[AG-TECH] Access Grid based seminar

Mon Oct 3 10:47:30 CDT 2005

PLEASE CONTACT jon.gibson at manchester.ac.uk for further details

ESNW/MRCCS Seminar Announcement

"A new algorithm for finding minimal sample uniques for use in statistical
disclosure assessment"

Friday, 7th October 2005, 2-3p.m. BST
Venue: Room 1.10 (ESNW Access Grid) Kilburn Building

http://www.esnw.ac.uk/n-events.shtml

---

Dr. Anna Manning
The Centre for Novel Computing
Department of Computer Science
University of Manchester

Improvements and innovations in computer processing power, disk storage
and networks have led to dramatic increases in the ability to accumulate
and analyze personal data. However, if personal data is made available,
even in an anonymized form, there is a risk of individuals being
identified using statistical disclosure through the matching of known
information with the anonymized data, resulting in material specific to
those individuals being revealed.

This work focuses on the identification of individual records with a high
risk of disclosure, a process otherwise known as Statistical Disclosure
Assessment. The records belonging to certain individuals have a
significant chance of being identified as their contents, or attributes,
are unique and therefore have the potential to be matched directly with
details (including names and addresses) from another dataset. An
illustration of a `risky' record of this type is a sixteen-year-old widow
in a population survey. The ability to comprehensively locate and grade
such records leads to more efficient Statistical Disclosure Control (SDC)
of released data.

A sequential algorithm, SUDA (Special Unique Detection Algorithm), has
been designed and implemented specifically for this problem and is
currently used by the Office for National Statistics (ONS) in London.
Only unique attribute sets without any unique subsets --- Minimal Sample
Uniques (MSUs) --- are considered in order to avoid the use of redundant
information and to keep the classification process as focused as possible.

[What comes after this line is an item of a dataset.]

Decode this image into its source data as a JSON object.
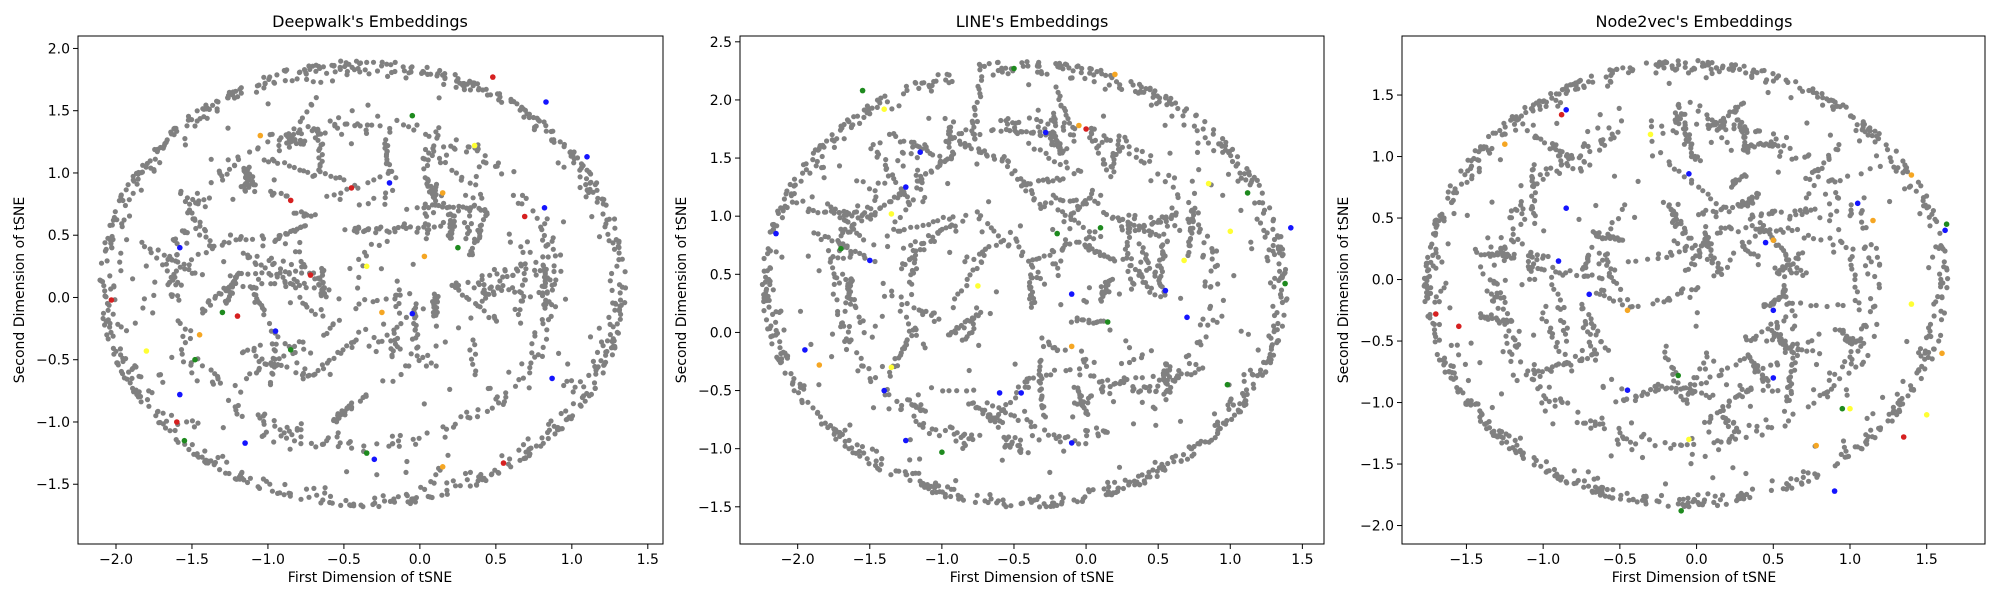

Although SUDA has greatly increased the depth of risk assessment possible,
the demanding levels of execution time required to find all MSUs mean that
it is restricted to small datasets, particularly in terms of the number of
columns that they possess.

This talk presents SUDA2, a recursive algorithm for finding MSUs. SUDA2
uses a novel method for representing the search space for MSUs and new
observations about the properties of MSUs to prune and traverse this
space. Experimental comparisons with SUDA demonstrate that SUDA2 is not
only several orders of magnitude faster but is also capable of identifying
the boundaries of the search space, enabling datasets of larger numbers of
columns than before to be addressed.